I like to change the number of labels that a trained model has. I am loading a model that was trained on 17 classes and I like adapt this model to my own task. Now if I simply change the number of labels like this:
model = AutoModelForTokenClassification.from_pretrained(model_checkpoint,num_labels=2)
I get an error saying:
RuntimeError: Error(s) in loading state_dict for BertForTokenClassification:
size mismatch for classifier.weight: copying a param with shape torch.Size([17, 768]) from checkpoint, the shape in current model is torch.Size([2, 768]).
size mismatch for classifier.bias: copying a param with shape torch.Size() from checkpoint, the shape in current model is torch.Size().
My question is: How do I replace the classification head?
Hi from what i noticed the weights your using are already fine tuned for token classification (the classifier has been trained for said task), i recommend you fine tune on the bert base case as such:
from transformers import AutoModelForTokenClassification
model = AutoModelForTokenClassification('bert-base-uncased', num_labels=2)
# Start your own training
or if you want to write your own as requested with a custom classifier head
import torch.nn as nn
from transformers import AutoModel
self.base_model = AutoModel.from_pretrained('bert-base-uncased')
self.dropout = nn.Dropout(0.5)
self.linear = nn.Linear(768, 2) # output features from bert is 768 and 2 is ur number of labels
def forward(self, input_ids, attn_mask):
outputs = self.base_model(input_ids, attention_mask=attn_mask)
# You write you new head here
outputs = self.dropout(outputs)
outputs = self.linear(outputs)
model = PosModel()
This is a good solution if you train new a model based on a LM like bert-based-uncased from scratch. I try to replace the classification head of a model. Running your first code with a pre-trained model for token classification will result in an error message (see my sample above).
Running your second code will add a new classification layer on top of the existing one when you run it with a pos model like “vblagoje/bert-english-uncased-finetuned-pos”.
Unfortunately the author of the model did not write anything to specify what he fine tuned on so i have no idea myself but this model has already been fine tuned, therefore you cannot continue fine tuning it
Technically it should not be an issue to remove a classification head. This is the main idea of transfer learning and people do this all the time with CNNs. I like to check if this works for NLP as well.

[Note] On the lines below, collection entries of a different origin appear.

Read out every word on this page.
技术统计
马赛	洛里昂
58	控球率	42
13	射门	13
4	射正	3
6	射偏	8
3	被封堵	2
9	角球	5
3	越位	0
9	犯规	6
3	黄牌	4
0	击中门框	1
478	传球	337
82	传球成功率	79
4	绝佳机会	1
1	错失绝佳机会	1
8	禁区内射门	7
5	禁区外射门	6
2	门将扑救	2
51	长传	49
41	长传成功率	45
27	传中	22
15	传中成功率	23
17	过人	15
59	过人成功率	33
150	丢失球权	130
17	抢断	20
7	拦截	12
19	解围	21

Changing the classification head scenarios suggested above does not work for my case. Instead, I suggest, which works for me, that you can change the body instead of head as follows
old_model= BertForSequenceClassification.from_pretrained("model-x") new_model=BertForSequenceClassification.from_pretrained("bert-base-uncased", num_labels=HowMany_LABELS_I_WANT) new_model.bert=old_model.bert
which works for me
This is now possible (thanks to @sgugger) by passing in an additional argument called ignore_mismatched_sizes, which you can set to True.
If you have an already fine-tuned model with, let’s say 17 labels, and you want to replace the head with one that has 10 outputs, you can do it as follows:
from transformers import BertForTokenClassification
model_name = "vblagoje/bert-english-uncased-finetuned-pos"
model = BertForTokenClassification.from_pretrained(model_name, num_labels=10, ignore_mismatched_sizes=True)
This will print the following warning:
Some weights of BertForTokenClassification were not initialized from the model checkpoint at vblagoje/bert-english-uncased-finetuned-pos and are newly initialized because the shapes did not match:
- classifier.weight: found shape torch.Size([17, 768]) in the checkpoint and torch.Size([10, 768]) in the model instantiated
- classifier.bias: found shape torch.Size() in the checkpoint and torch.Size() in the model instantiated
You should probably TRAIN this model on a down-stream task to be able to use it for predictions and inference.